BERLIN (Reuters) – German health experts said on Wednesday that new coronavirus curbs probably did not go far enough to keep the Omicron variant in check, as the country’s health minister said he had not ruled out a full lockdown if cases spiked.
The measures, decided on Tuesday, include limits on private gatherings, closing clubs and discos and banning spectators at football matches and are set to be introduced from Dec. 28.
Janosch Dahmen, health expert for junior coalition partners the Greens, said they were a step in the right direction. “But they probably won’t be able to curb the danger that Omicron represents,” he told broadcaster Deutschlandfunk.
German Hospital Federation chairman Gerald Gass called the measures “necessary, but possibly not sufficient” in comments to the Funke media group.
Germany reported 45,659 new coronavirus cases on Wednesday, close to recent peaks, as the death toll rose by 510, and both men said the government should be ready to toughen the curbs if the epidemic worsened.

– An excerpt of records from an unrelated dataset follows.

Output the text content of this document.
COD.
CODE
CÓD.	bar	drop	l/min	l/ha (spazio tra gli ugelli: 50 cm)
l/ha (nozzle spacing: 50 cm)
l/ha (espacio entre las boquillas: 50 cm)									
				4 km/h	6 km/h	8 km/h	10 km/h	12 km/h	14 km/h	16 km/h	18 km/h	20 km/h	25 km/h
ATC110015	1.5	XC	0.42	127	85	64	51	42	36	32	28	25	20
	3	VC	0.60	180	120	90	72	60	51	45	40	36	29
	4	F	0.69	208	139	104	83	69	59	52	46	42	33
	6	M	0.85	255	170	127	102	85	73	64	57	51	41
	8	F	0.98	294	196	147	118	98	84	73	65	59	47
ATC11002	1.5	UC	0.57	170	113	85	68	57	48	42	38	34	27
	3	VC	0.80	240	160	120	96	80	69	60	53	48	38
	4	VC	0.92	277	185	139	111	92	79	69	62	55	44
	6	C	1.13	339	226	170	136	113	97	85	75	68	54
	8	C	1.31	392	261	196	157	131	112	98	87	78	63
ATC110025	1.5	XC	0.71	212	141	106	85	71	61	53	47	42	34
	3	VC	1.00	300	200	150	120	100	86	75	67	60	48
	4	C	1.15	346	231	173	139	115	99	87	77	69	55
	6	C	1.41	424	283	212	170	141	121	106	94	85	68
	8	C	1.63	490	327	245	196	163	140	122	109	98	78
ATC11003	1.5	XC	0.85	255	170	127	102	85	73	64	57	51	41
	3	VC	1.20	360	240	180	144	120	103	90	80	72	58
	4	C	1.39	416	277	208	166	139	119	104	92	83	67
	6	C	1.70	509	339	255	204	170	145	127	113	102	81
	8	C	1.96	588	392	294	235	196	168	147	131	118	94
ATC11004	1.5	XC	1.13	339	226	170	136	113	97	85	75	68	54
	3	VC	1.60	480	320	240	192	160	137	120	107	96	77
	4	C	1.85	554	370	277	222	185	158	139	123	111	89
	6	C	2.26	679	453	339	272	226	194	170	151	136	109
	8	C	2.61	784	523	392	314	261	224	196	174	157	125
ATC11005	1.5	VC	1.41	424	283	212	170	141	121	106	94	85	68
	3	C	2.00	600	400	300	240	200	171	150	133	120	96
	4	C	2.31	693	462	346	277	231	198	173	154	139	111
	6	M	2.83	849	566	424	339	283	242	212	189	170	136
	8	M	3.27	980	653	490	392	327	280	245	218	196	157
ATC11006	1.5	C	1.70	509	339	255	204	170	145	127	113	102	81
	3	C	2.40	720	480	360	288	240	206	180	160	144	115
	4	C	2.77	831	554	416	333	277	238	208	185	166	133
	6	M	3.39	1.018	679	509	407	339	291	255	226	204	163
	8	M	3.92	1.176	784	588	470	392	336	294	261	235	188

The Robert Koch Institute (RKI) for infectious diseases, meanwhile, recommended “maximum contact restrictions” and “maximum infection prevention measures” be implemented immediately.
Defending the partial nature of the curbs, Health Minister Karl Lauterbach – who is due to address the media alongside RKI head Lothar Wieler later in the day – said he valued the institute’s advice but “there can sometimes be demands that we do not immediately implement.”
In separate comments to broadcaster ARD, he added: “What we decided today will take effect quickly. But I don’t rule out the possibility that a hard lockdown will have to be discussed should case numbers develop in that direction.”
Support for the government came from Stefan Genth, chief executive of Retail Association HDE.
“The federal government and states are making it clear that a return to a blanket and disproportionate lockdown is not a solution,” he said.